別に命に関わるような問題ではないんだけど、自分の司書としての、児童書コーナーチーフとしての力量が評価される瞬間であり……。
「はい。じゃあ、これでお願いします」
相手の女性が満足そうに頷きながら開いていた本を閉じ、目の前のワゴンに戻した所で思わず胸を撫で下ろす。

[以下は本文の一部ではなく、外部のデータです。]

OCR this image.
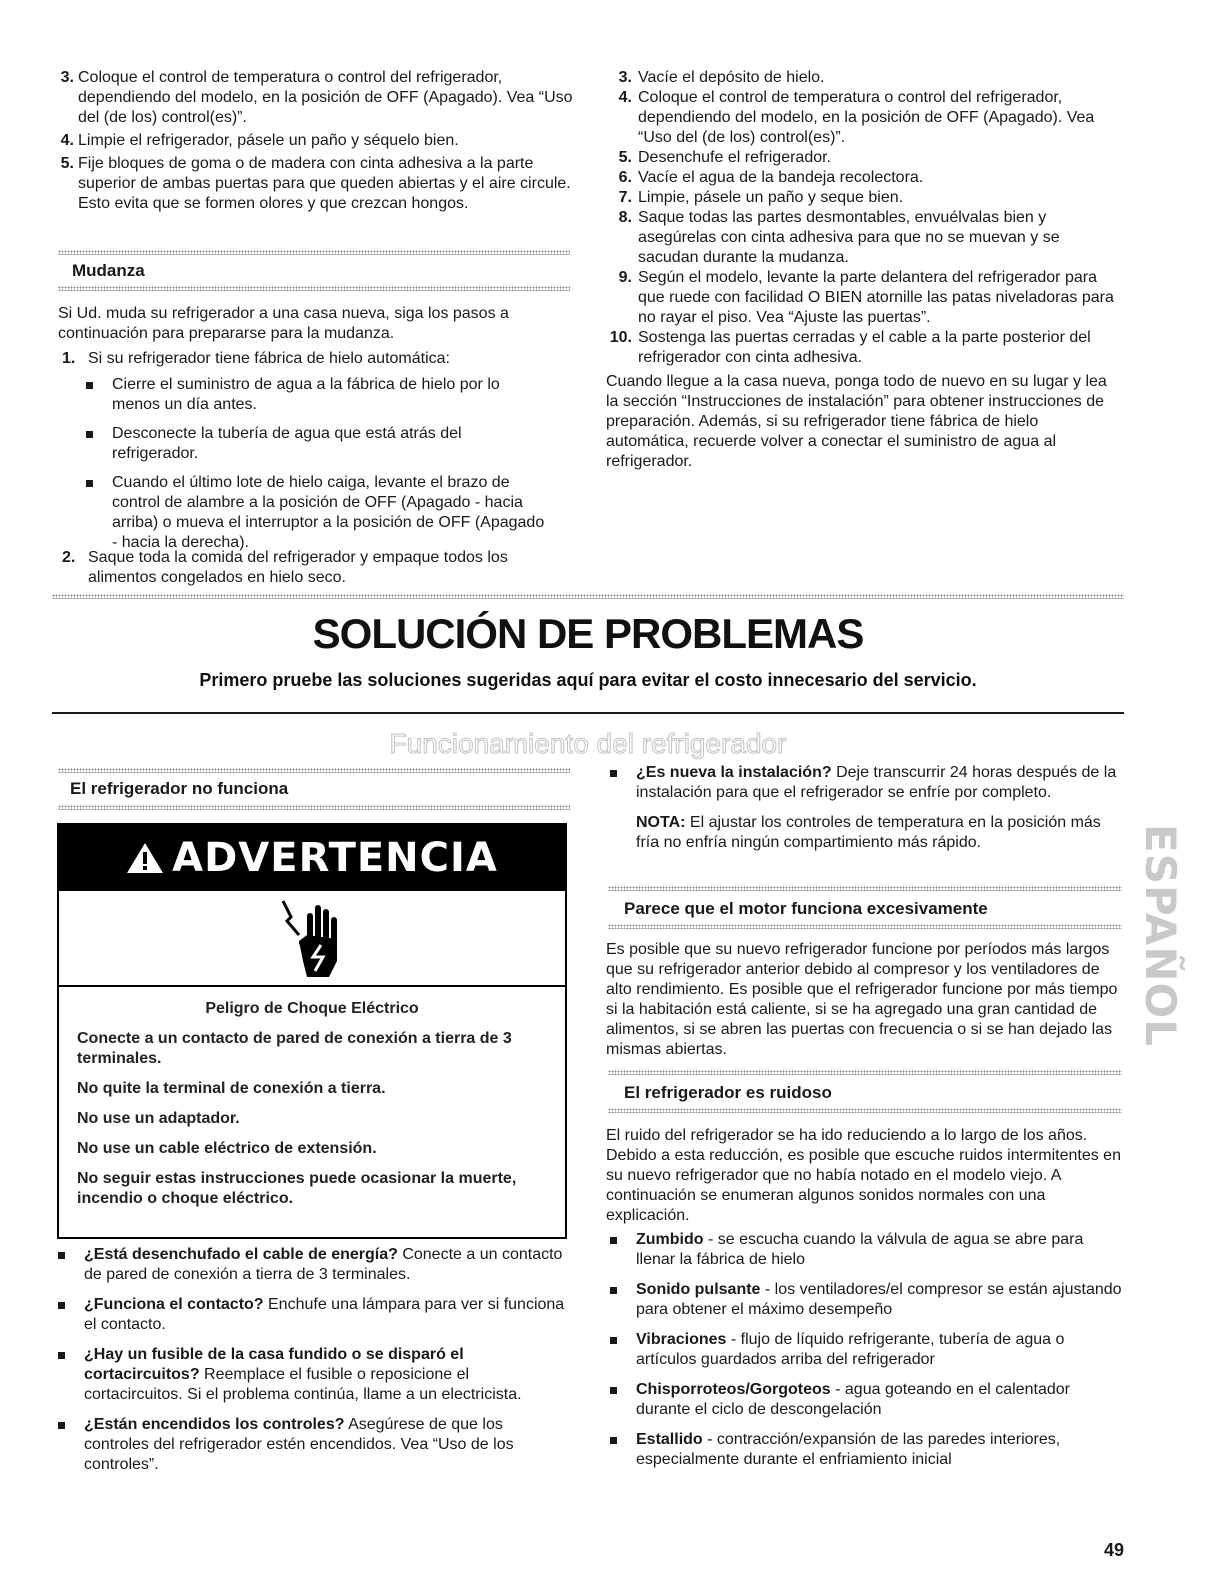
3. Coloque el control de temperatura o control del refrigerador, dependiendo del modelo, en la posición de OFF (Apagado). Vea “Uso del (de los) control(es)”.
4. Limpie el refrigerador, pásele un paño y séquelo bien.
5. Fije bloques de goma o de madera con cinta adhesiva a la parte superior de ambas puertas para que queden abiertas y el aire circule. Esto evita que se formen olores y que crezcan hongos.
Mudanza
Si Ud. muda su refrigerador a una casa nueva, siga los pasos a continuación para prepararse para la mudanza.
1. Si su refrigerador tiene fábrica de hielo automática:
Cierre el suministro de agua a la fábrica de hielo por lo menos un día antes.
Desconecte la tubería de agua que está atrás del refrigerador.
Cuando el último lote de hielo caiga, levante el brazo de control de alambre a la posición de OFF (Apagado - hacia arriba) o mueva el interruptor a la posición de OFF (Apagado - hacia la derecha).
2. Saque toda la comida del refrigerador y empaque todos los alimentos congelados en hielo seco.
3. Vacíe el depósito de hielo.
4. Coloque el control de temperatura o control del refrigerador, dependiendo del modelo, en la posición de OFF (Apagado). Vea “Uso del (de los) control(es)”.
5. Desenchufe el refrigerador.
6. Vacíe el agua de la bandeja recolectora.
7. Limpie, pásele un paño y seque bien.
8. Saque todas las partes desmontables, envuélvalas bien y asegúrelas con cinta adhesiva para que no se muevan y se sacudan durante la mudanza.
9. Según el modelo, levante la parte delantera del refrigerador para que ruede con facilidad O BIEN atornille las patas niveladoras para no rayar el piso. Vea “Ajuste las puertas”.
10. Sostenga las puertas cerradas y el cable a la parte posterior del refrigerador con cinta adhesiva.
Cuando llegue a la casa nueva, ponga todo de nuevo en su lugar y lea la sección “Instrucciones de instalación” para obtener instrucciones de preparación. Además, si su refrigerador tiene fábrica de hielo automática, recuerde volver a conectar el suministro de agua al refrigerador.
SOLUCIÓN DE PROBLEMAS
Primero pruebe las soluciones sugeridas aquí para evitar el costo innecesario del servicio.
Funcionamiento del refrigerador
El refrigerador no funciona
ADVERTENCIA
Peligro de Choque Eléctrico
Conecte a un contacto de pared de conexión a tierra de 3 terminales.
No quite la terminal de conexión a tierra.
No use un adaptador.
No use un cable eléctrico de extensión.
No seguir estas instrucciones puede ocasionar la muerte, incendio o choque eléctrico.
¿Está desenchufado el cable de energía? Conecte a un contacto de pared de conexión a tierra de 3 terminales.
¿Funciona el contacto? Enchufe una lámpara para ver si funciona el contacto.
¿Hay un fusible de la casa fundido o se disparó el cortacircuitos? Reemplace el fusible o reposicione el cortacircuitos. Si el problema continúa, llame a un electricista.
¿Están encendidos los controles? Asegúrese de que los controles del refrigerador estén encendidos. Vea “Uso de los controles”.
¿Es nueva la instalación? Deje transcurrir 24 horas después de la instalación para que el refrigerador se enfríe por completo.
NOTA: El ajustar los controles de temperatura en la posición más fría no enfría ningún compartimiento más rápido.
Parece que el motor funciona excesivamente
Es posible que su nuevo refrigerador funcione por períodos más largos que su refrigerador anterior debido al compresor y los ventiladores de alto rendimiento. Es posible que el refrigerador funcione por más tiempo si la habitación está caliente, si se ha agregado una gran cantidad de alimentos, si se abren las puertas con frecuencia o si se han dejado las mismas abiertas.
El refrigerador es ruidoso
El ruido del refrigerador se ha ido reduciendo a lo largo de los años. Debido a esta reducción, es posible que escuche ruidos intermitentes en su nuevo refrigerador que no había notado en el modelo viejo. A continuación se enumeran algunos sonidos normales con una explicación.
Zumbido - se escucha cuando la válvula de agua se abre para llenar la fábrica de hielo
Sonido pulsante - los ventiladores/el compresor se están ajustando para obtener el máximo desempeño
Vibraciones - flujo de líquido refrigerante, tubería de agua o artículos guardados arriba del refrigerador
Chisporroteos/Gorgoteos - agua goteando en el calentador durante el ciclo de descongelación
Estallido - contracción/expansión de las paredes interiores, especialmente durante el enfriamiento inicial
ESPAÑOL
49
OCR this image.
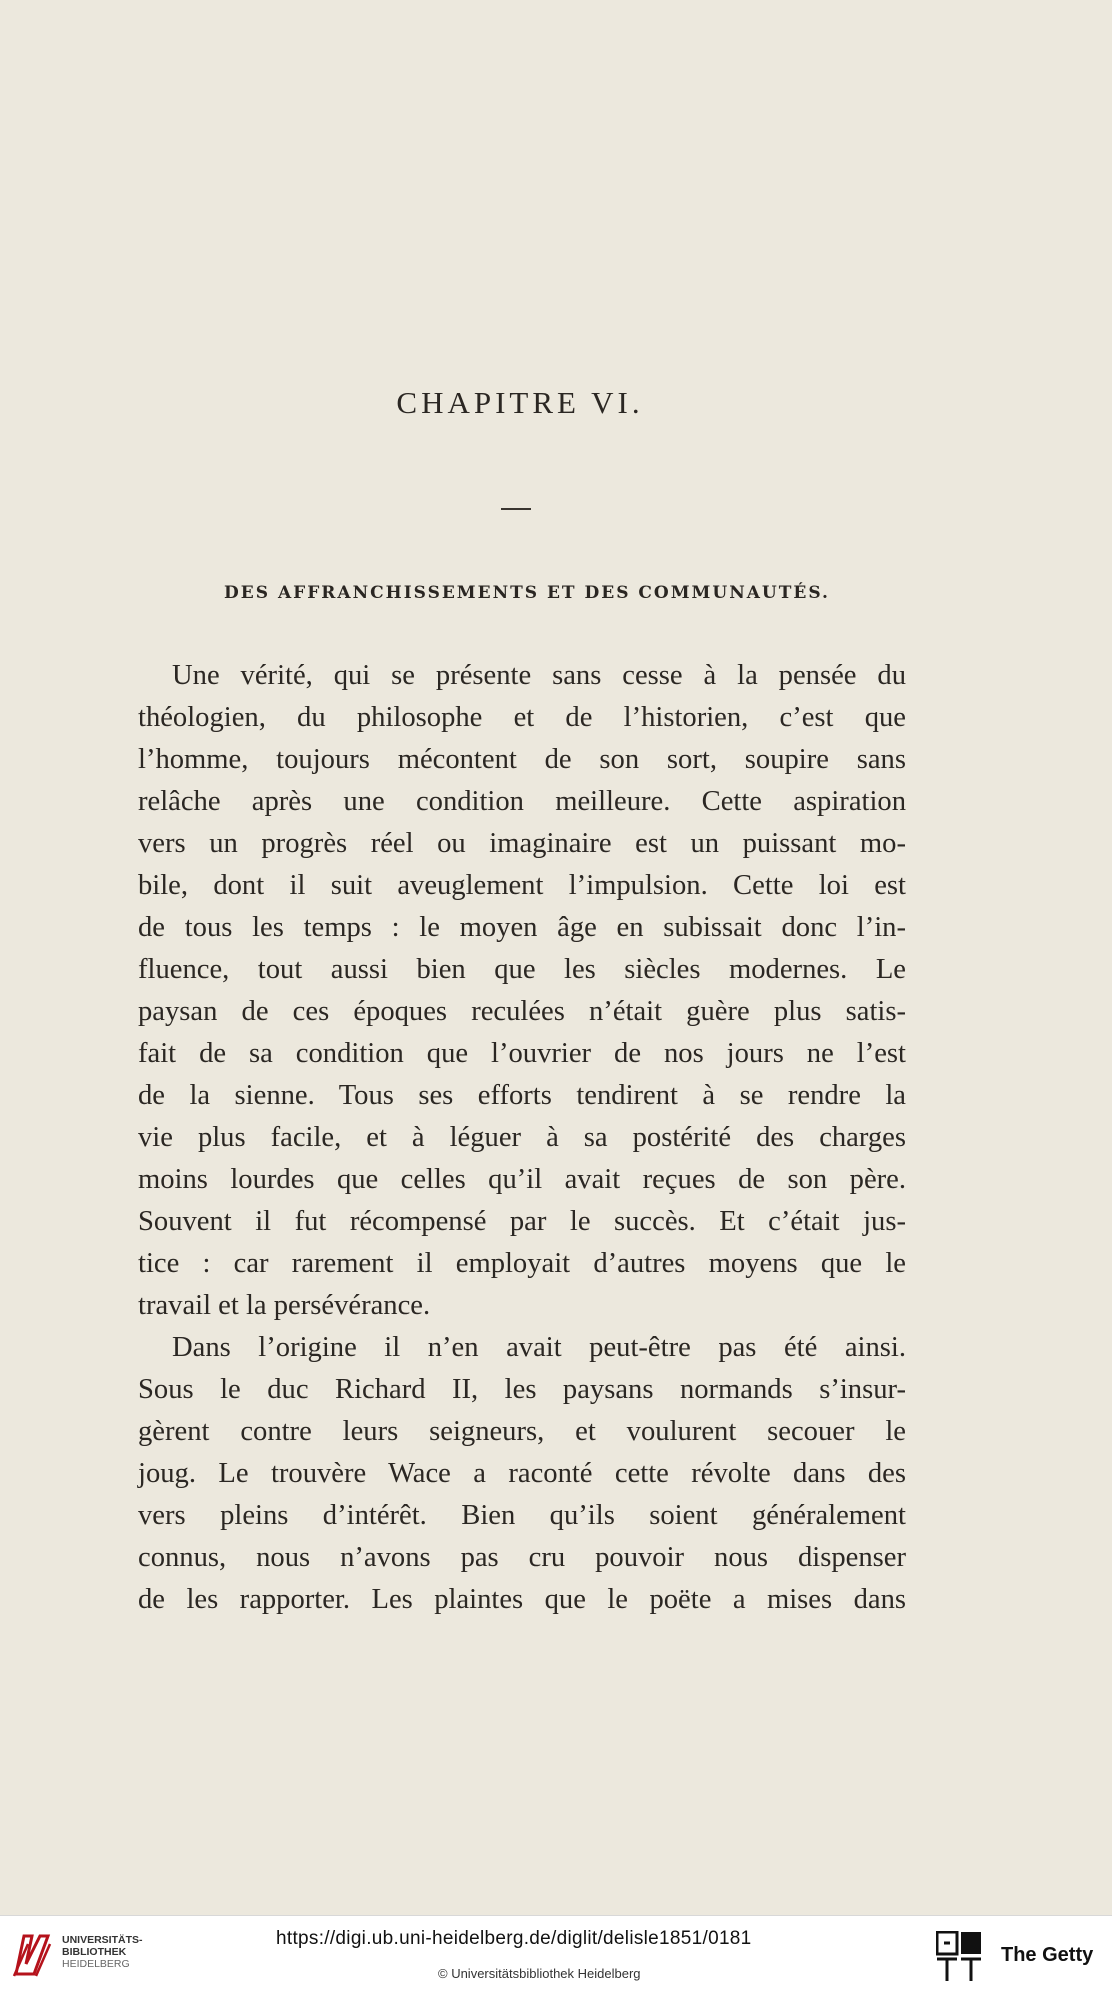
CHAPITRE VI.
DES AFFRANCHISSEMENTS ET DES COMMUNAUTÉS.

Une vérité, qui se présente sans cesse à la pensée du
théologien, du philosophe et de l’historien, c’est que
l’homme, toujours mécontent de son sort, soupire sans
relâche après une condition meilleure. Cette aspiration
vers un progrès réel ou imaginaire est un puissant mo-
bile, dont il suit aveuglement l’impulsion. Cette loi est
de tous les temps : le moyen âge en subissait donc l’in-
fluence, tout aussi bien que les siècles modernes. Le
paysan de ces époques reculées n’était guère plus satis-
fait de sa condition que l’ouvrier de nos jours ne l’est
de la sienne. Tous ses efforts tendirent à se rendre la
vie plus facile, et à léguer à sa postérité des charges
moins lourdes que celles qu’il avait reçues de son père.
Souvent il fut récompensé par le succès. Et c’était jus-
tice : car rarement il employait d’autres moyens que le
travail et la persévérance.

Dans l’origine il n’en avait peut-être pas été ainsi.
Sous le duc Richard II, les paysans normands s’insur-
gèrent contre leurs seigneurs, et voulurent secouer le
joug. Le trouvère Wace a raconté cette révolte dans des
vers pleins d’intérêt. Bien qu’ils soient généralement
connus, nous n’avons pas cru pouvoir nous dispenser
de les rapporter. Les plaintes que le poëte a mises dans

UNIVERSITÄTS-
BIBLIOTHEK
HEIDELBERG
https://digi.ub.uni-heidelberg.de/diglit/delisle1851/0181
© Universitätsbibliothek Heidelberg
The Getty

「どれも楽しそうな本ばかり。きっと子ども達も喜びます」
「お気に召していただけたようで、良かったです」
「では、貸出処理してリストをお出ししますので、しばらくお待ち下さいね」
オレと女性の傍らに控えていた渡辺さんが、そう断りを入れてから本の乗ったワゴンをガラガラと端末機の前まで引っ張って行くと、さっそく貸出処理を始めた。
ピッピッという、ハンディスキャナーがバーコードを読み取る音をBGMに、女性が話を再開する。
「この時期やっぱり、同じような依頼が舞い込むんじゃないですか?」
「そうですね。多くの方からご予約いただいてます」
「大変ですね~。まぁ、私達としては大助かりなんですけど」
「いえいえ。その為の図書館、団体様貸出なんですから、お気になさらずにどんどん利用して下さい」
オレのその返答に、目の前の女性…近所の保育園の保育士さんは、安心したようにとびっきりの笑顔を向けて来た。